Second, our findings show that while part of the misrepresentation was conducted by financial intermediaries, some of it also occurred at the borrower/broker level.

This compounded the difficulty of effective oversight because different agents in the supply chain of intermediation are regulated by different regulators. At the moment, lenders may be supervised by the Federal Reserve, state regulators, the Office of the Comptroller of the Currency or the Consumer Financial Protection Bureau, while the underwriters are regulated by the Securities and Exchange Commission.

Rather than continuing to speak in generalities about how the system needs to be changed (“all regulators should coordinate”), we need to focus on where and how the breakdowns occurred, and how regulators will share the appropriate information to identify such distortions in the future.

Enhancing the regulatory system could produce large long-term gains in the intermediation sector through more efficient allocation of credit.

There are two paths policymakers can take. The first, relatively easy course — and the one that has been followed so far — is to continue the rounds of clandestine settlements between banks and regulators that end investigations and bury misdeeds. This won’t help restore trust or the flow of credit.

The second, more difficult approach is a thorough post-mortem that leads to structural changes. Our study takes a first step toward exposing those problems, but it also shows that there are no immediate fixes.            

For instance, several provisions in the Dodd-Frank Act that make financial intermediaries liable for misrepresentations may not be sufficiently strict. Intermediaries already faced significant ex-post liability due to contractual representations and warranties.

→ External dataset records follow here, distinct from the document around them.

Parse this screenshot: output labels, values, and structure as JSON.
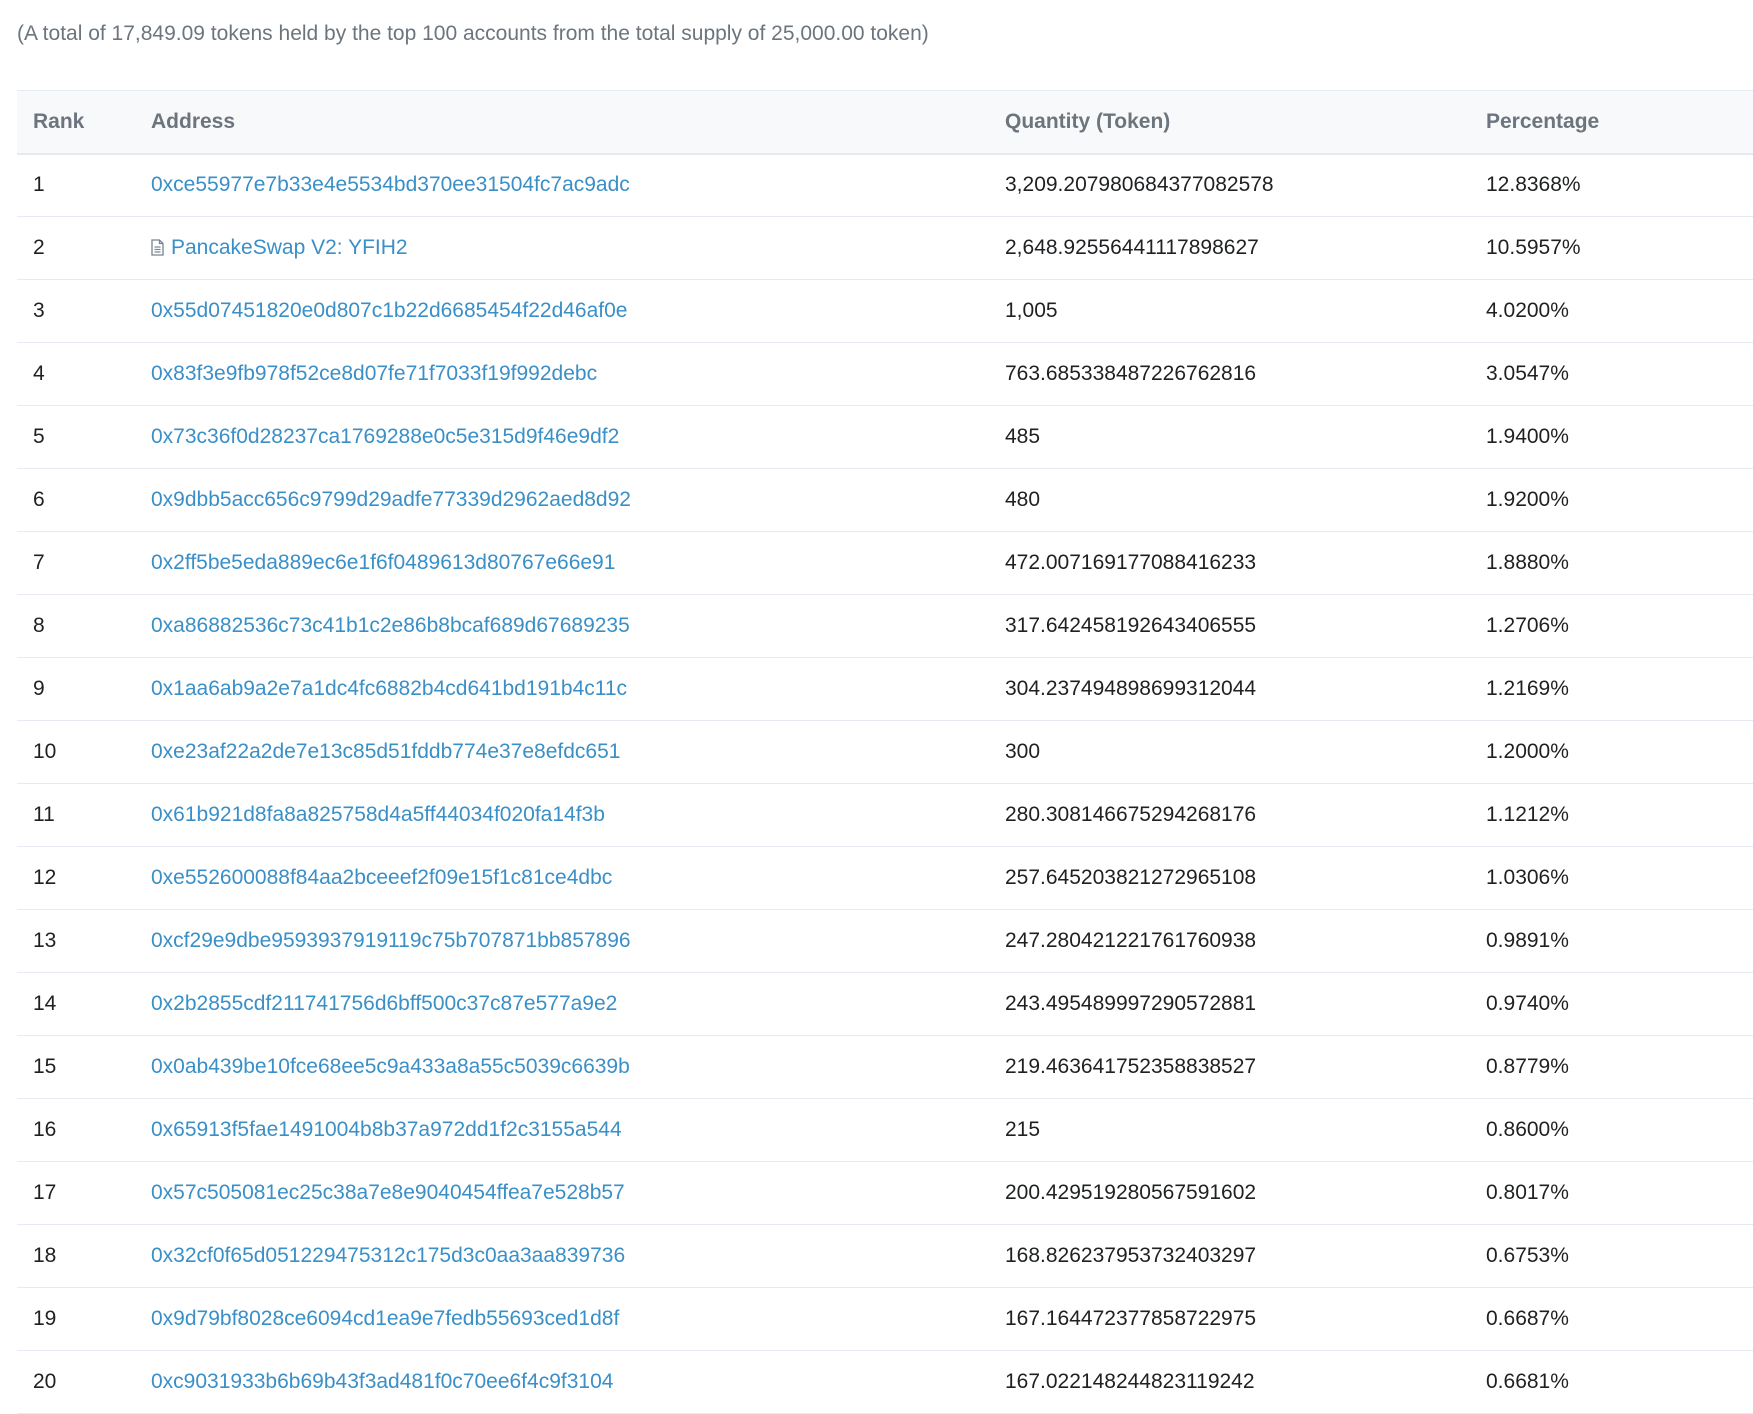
{
  "summary": "(A total of 17,849.09 tokens held by the top 100 accounts from the total supply of 25,000.00 token)",
  "table": {
    "headers": {
      "rank": "Rank",
      "address": "Address",
      "quantity": "Quantity (Token)",
      "percentage": "Percentage"
    },
    "rows": [
      {
        "rank": "1",
        "address": "0xce55977e7b33e4e5534bd370ee31504fc7ac9adc",
        "quantity": "3,209.207980684377082578",
        "percentage": "12.8368%"
      },
      {
        "rank": "2",
        "address": "PancakeSwap V2: YFIH2",
        "contract": true,
        "quantity": "2,648.92556441117898627",
        "percentage": "10.5957%"
      },
      {
        "rank": "3",
        "address": "0x55d07451820e0d807c1b22d6685454f22d46af0e",
        "quantity": "1,005",
        "percentage": "4.0200%"
      },
      {
        "rank": "4",
        "address": "0x83f3e9fb978f52ce8d07fe71f7033f19f992debc",
        "quantity": "763.685338487226762816",
        "percentage": "3.0547%"
      },
      {
        "rank": "5",
        "address": "0x73c36f0d28237ca1769288e0c5e315d9f46e9df2",
        "quantity": "485",
        "percentage": "1.9400%"
      },
      {
        "rank": "6",
        "address": "0x9dbb5acc656c9799d29adfe77339d2962aed8d92",
        "quantity": "480",
        "percentage": "1.9200%"
      },
      {
        "rank": "7",
        "address": "0x2ff5be5eda889ec6e1f6f0489613d80767e66e91",
        "quantity": "472.007169177088416233",
        "percentage": "1.8880%"
      },
      {
        "rank": "8",
        "address": "0xa86882536c73c41b1c2e86b8bcaf689d67689235",
        "quantity": "317.642458192643406555",
        "percentage": "1.2706%"
      },
      {
        "rank": "9",
        "address": "0x1aa6ab9a2e7a1dc4fc6882b4cd641bd191b4c11c",
        "quantity": "304.237494898699312044",
        "percentage": "1.2169%"
      },
      {
        "rank": "10",
        "address": "0xe23af22a2de7e13c85d51fddb774e37e8efdc651",
        "quantity": "300",
        "percentage": "1.2000%"
      },
      {
        "rank": "11",
        "address": "0x61b921d8fa8a825758d4a5ff44034f020fa14f3b",
        "quantity": "280.308146675294268176",
        "percentage": "1.1212%"
      },
      {
        "rank": "12",
        "address": "0xe552600088f84aa2bceeef2f09e15f1c81ce4dbc",
        "quantity": "257.645203821272965108",
        "percentage": "1.0306%"
      },
      {
        "rank": "13",
        "address": "0xcf29e9dbe9593937919119c75b707871bb857896",
        "quantity": "247.280421221761760938",
        "percentage": "0.9891%"
      },
      {
        "rank": "14",
        "address": "0x2b2855cdf211741756d6bff500c37c87e577a9e2",
        "quantity": "243.495489997290572881",
        "percentage": "0.9740%"
      },
      {
        "rank": "15",
        "address": "0x0ab439be10fce68ee5c9a433a8a55c5039c6639b",
        "quantity": "219.463641752358838527",
        "percentage": "0.8779%"
      },
      {
        "rank": "16",
        "address": "0x65913f5fae1491004b8b37a972dd1f2c3155a544",
        "quantity": "215",
        "percentage": "0.8600%"
      },
      {
        "rank": "17",
        "address": "0x57c505081ec25c38a7e8e9040454ffea7e528b57",
        "quantity": "200.429519280567591602",
        "percentage": "0.8017%"
      },
      {
        "rank": "18",
        "address": "0x32cf0f65d051229475312c175d3c0aa3aa839736",
        "quantity": "168.826237953732403297",
        "percentage": "0.6753%"
      },
      {
        "rank": "19",
        "address": "0x9d79bf8028ce6094cd1ea9e7fedb55693ced1d8f",
        "quantity": "167.164472377858722975",
        "percentage": "0.6687%"
      },
      {
        "rank": "20",
        "address": "0xc9031933b6b69b43f3ad481f0c70ee6f4c9f3104",
        "quantity": "167.022148244823119242",
        "percentage": "0.6681%"
      }
    ]
  },
  "colors": {
    "link": "#3a8fc7",
    "muted_text": "#6c757e",
    "row_border": "#e7eaf3"
  },
  "icons": {
    "contract": "document-icon"
  }
}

This was insufficient to prevent bad behavior, however, because the employees who made decisions were insulated from such liabilities.

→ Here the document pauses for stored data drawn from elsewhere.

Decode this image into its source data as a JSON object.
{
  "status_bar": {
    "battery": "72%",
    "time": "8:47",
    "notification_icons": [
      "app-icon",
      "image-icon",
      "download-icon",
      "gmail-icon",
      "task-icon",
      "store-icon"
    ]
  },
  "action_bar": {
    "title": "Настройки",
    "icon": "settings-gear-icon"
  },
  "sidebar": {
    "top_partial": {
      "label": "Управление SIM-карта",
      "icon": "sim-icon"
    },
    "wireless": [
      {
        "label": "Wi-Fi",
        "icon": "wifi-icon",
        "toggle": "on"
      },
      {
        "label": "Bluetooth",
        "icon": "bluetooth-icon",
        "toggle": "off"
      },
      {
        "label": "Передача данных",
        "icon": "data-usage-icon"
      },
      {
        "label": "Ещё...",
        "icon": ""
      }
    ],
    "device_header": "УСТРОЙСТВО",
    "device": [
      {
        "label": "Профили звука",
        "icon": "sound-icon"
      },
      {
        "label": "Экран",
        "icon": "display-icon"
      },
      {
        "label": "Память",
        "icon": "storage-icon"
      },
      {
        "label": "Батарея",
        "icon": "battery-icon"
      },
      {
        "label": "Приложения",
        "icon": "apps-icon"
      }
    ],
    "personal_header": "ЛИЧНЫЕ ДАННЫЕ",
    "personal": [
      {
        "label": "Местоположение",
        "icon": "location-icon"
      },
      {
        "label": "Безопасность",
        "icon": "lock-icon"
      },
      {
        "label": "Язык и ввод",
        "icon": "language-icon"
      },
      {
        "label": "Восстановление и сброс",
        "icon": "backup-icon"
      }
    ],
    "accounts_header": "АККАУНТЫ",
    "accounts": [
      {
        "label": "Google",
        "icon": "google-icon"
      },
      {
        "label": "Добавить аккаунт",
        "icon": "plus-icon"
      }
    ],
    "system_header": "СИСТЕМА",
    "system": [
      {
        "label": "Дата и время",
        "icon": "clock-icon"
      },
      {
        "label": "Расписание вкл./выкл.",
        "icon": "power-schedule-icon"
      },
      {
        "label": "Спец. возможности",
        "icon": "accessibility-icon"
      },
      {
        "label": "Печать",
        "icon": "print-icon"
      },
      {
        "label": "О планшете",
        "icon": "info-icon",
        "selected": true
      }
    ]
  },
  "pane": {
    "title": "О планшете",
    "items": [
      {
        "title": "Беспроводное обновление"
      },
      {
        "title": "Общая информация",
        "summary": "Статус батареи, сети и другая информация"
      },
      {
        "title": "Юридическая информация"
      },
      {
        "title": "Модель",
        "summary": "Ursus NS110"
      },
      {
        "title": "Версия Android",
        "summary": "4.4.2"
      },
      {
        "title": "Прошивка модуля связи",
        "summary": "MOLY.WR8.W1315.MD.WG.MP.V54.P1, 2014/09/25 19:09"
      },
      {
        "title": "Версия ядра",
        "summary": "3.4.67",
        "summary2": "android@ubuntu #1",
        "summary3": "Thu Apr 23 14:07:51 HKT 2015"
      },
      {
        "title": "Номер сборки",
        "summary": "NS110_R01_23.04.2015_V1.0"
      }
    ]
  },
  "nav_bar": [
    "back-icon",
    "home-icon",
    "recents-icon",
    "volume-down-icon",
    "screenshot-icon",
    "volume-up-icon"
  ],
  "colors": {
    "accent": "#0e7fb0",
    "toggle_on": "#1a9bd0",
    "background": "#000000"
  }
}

Similarly, we found that the degree of misrepresentation was unrelated to the incentives offered to top management and to the quality of companies’ risk-management practices. As a result, the solution may require changing the culture of the entire industry.

The wide scope of such an undertaking shouldn’t deter policymakers. Investors must be able to hold the agents in the supply chain of intermediation accountable for the quality of the products they sell.

(Tomasz Piskorski is Edward S. Gordon Associate Professor of Real Estate and Finance at Columbia Business School. Amit Seru is Associate Professor of Finance at Booth School of Business at University of Chicago). 

The information conveyed in the above Op-ed reflects the views of the report’s individual authors and is not reflective of the opinions of Housingwire or its editorial staff.